Mulan stepped forward, extended the arm holding her staff, and chanted. A ring of energy exited the staff and circled the building. She closed her eyes and traveled that energy in her mind. Eventually, the energy returned to her.

“Ya’re good at recycling your magick. I need to learn to do that.”

“It takes long time and much patience to learn. It is easier to drop energy to ground but doing that leaves me weaker.”

I nodded in understanding. “Conn’s mantle keeps me from tiring quickly. TheTuatha De Dananngave him ten times the power of the strongest of his kind. Since Conn alwayswasthe strongest of his kind, he got ten times stronger and more powerful. He tells me the mantle only takes the strength of one demon to power.”

“Your connection to Connlander makes you two like family.”

“Since the day I took my vows to work with him, I’ve felt that way,” I said, pointing at the building. “Any wards?”

“Nothing on outside. We check again after we go in.”

Nodding, I looked around. Off to one side, a bunch of wolves lay resting in the grass. They were free to leave, but I suppose their curiosity had proved greater than their fear. Or maybe they were waiting on the others that Rasmus had followed.

Whatever their reasons for lingering, I didn’t mind them hanging around.

As I stepped close to the building, I saw a giant padlock hanging from the metal door. I touched it with my sword and commanded it open, but it resisted the demon magick in my weapon and wouldn’t budge.

Next, I held my hand over the lock and chanted. The lock lifted in the air and shook at my commands, but still didn’t open.

I looked over at Mulan. “I don’t know what kind of magick is holding this lock shut. It looks like I’m going to have to cut through it or wait for Conn to get here and yank it off.

“Let me try to open lock. My magick is natural and from Earth. I will speak to metal elements it is made of.”

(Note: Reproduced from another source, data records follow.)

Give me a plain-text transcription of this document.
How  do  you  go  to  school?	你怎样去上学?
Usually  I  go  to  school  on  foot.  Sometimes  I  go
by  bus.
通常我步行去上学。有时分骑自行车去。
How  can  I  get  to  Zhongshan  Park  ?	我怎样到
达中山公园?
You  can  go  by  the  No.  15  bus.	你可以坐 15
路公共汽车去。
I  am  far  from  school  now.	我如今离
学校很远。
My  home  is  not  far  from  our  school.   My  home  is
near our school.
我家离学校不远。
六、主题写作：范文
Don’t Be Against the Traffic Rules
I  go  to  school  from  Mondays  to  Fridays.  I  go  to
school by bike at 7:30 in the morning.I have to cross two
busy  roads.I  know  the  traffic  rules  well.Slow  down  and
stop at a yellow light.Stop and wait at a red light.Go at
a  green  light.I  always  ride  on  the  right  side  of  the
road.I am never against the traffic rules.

Mulan chanted something until her staff glowed as if covered in liquid gold. She touched it to the lock and a tiny golden tendril entered the opening meant for a key. Within a minute, the lock undid itself and fell open. She pulled the golden energy back and walked over to remove the lock from the latch.

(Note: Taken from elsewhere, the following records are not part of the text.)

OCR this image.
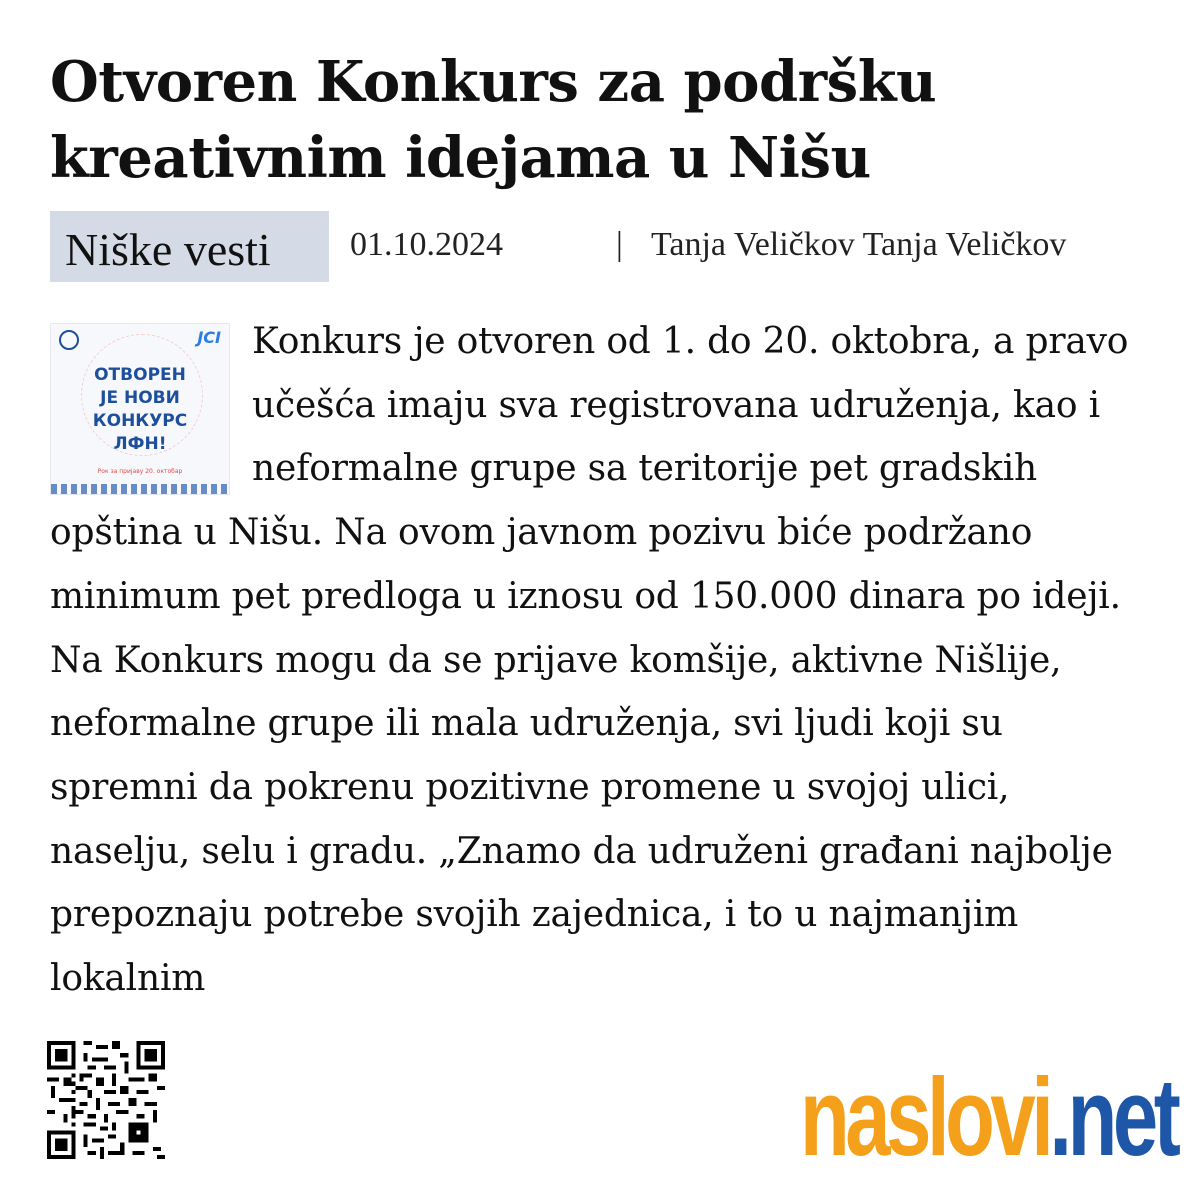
Otvoren Konkurs za podršku kreativnim idejama u Nišu
Niške vesti	01.10.2024	| Tanja Veličkov Tanja Veličkov
JCI
ОТВОРЕН
ЈЕ НОВИ
КОНКУРС
ЛФН!
Рок за пријаву 20. октобар
Konkurs je otvoren od 1. do 20. oktobra, a pravo učešća imaju sva registrovana udruženja, kao i neformalne grupe sa teritorije pet gradskih opština u Nišu. Na ovom javnom pozivu biće podržano minimum pet predloga u iznosu od 150.000 dinara po ideji. Na Konkurs mogu da se prijave komšije, aktivne Nišlije, neformalne grupe ili mala udruženja, svi ljudi koji su spremni da pokrenu pozitivne promene u svojoj ulici, naselju, selu i gradu. „Znamo da udruženi građani najbolje prepoznaju potrebe svojih zajednica, i to u najmanjim lokalnim
naslovi.net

The hinges were old but had been oiled recently. We could smell the oil as it silently opened for us.

Mulan hung the undamaged lock into the empty latch ring on the door and left it there.

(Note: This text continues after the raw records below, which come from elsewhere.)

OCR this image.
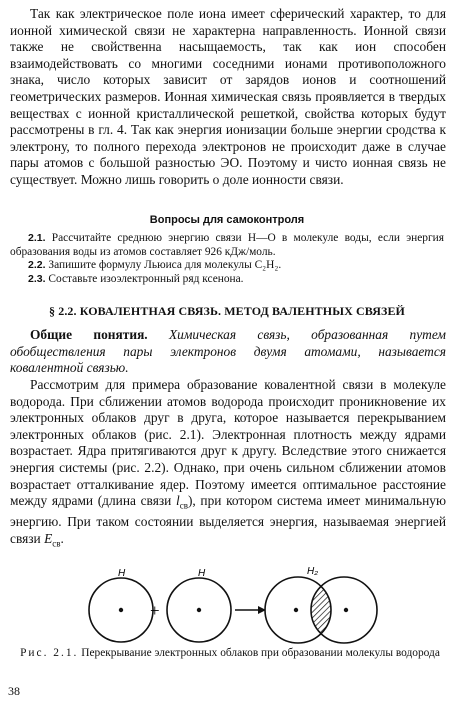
Так как электрическое поле иона имеет сферический характер, то для ионной химической связи не характерна направленность. Ионной связи также не свойственна насыщаемость, так как ион способен взаимодействовать со многими соседними ионами противоположного знака, число которых зависит от зарядов ионов и соотношений геометрических размеров. Ионная химическая связь проявляется в твердых веществах с ионной кристаллической решеткой, свойства которых будут рассмотрены в гл. 4. Так как энергия ионизации больше энергии сродства к электрону, то полного перехода электронов не происходит даже в случае пары атомов с большой разностью ЭО. Поэтому и чисто ионная связь не существует. Можно лишь говорить о доле ионности связи.

Вопросы для самоконтроля

2.1. Рассчитайте среднюю энергию связи Н—О в молекуле воды, если энергия образования воды из атомов составляет 926 кДж/моль.

2.2. Запишите формулу Льюиса для молекулы C₂H₂.

2.3. Составьте изоэлектронный ряд ксенона.

§ 2.2. КОВАЛЕНТНАЯ СВЯЗЬ. МЕТОД ВАЛЕНТНЫХ СВЯЗЕЙ

Общие понятия. Химическая связь, образованная путем обобществления пары электронов двумя атомами, называется ковалентной связью.

Рассмотрим для примера образование ковалентной связи в молекуле водорода. При сближении атомов водорода происходит проникновение их электронных облаков друг в друга, которое называется перекрыванием электронных облаков (рис. 2.1). Электронная плотность между ядрами возрастает. Ядра притягиваются друг к другу. Вследствие этого снижается энергия системы (рис. 2.2). Однако, при очень сильном сближении атомов возрастает отталкивание ядер. Поэтому имеется оптимальное расстояние между ядрами (длина связи $l_{св}$), при котором система имеет минимальную энергию. При таком состоянии выделяется энергия, называемая энергией связи $E_{св}$.

H
+
H	H₂
Рис. 2.1. Перекрывание электронных облаков при образовании молекулы водорода
38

I conjured a blue flame in my hand to use for light as we entered. It seemed to be one giant room half-full of broken furniture. Giant cobwebs and dust covered everything in the space. They were creepy enough to give a spider-phobe nightmares for months.

On one side of the room, there was a wooden door in the floor that someone had flipped open and left that way. We approached it cautiously and peered down a set of rickety steps to a dark bottom. I dreaded going down there until I heard a slight movement followed by a soft moan.

Demon wolves couldn’t jump down that far and falling that distance would have hurt them. They had to be kept somewhere else. That left the other missing human captives as the obvious choice to stash in a basement that was only accessible by climbing down a rickety old ladder.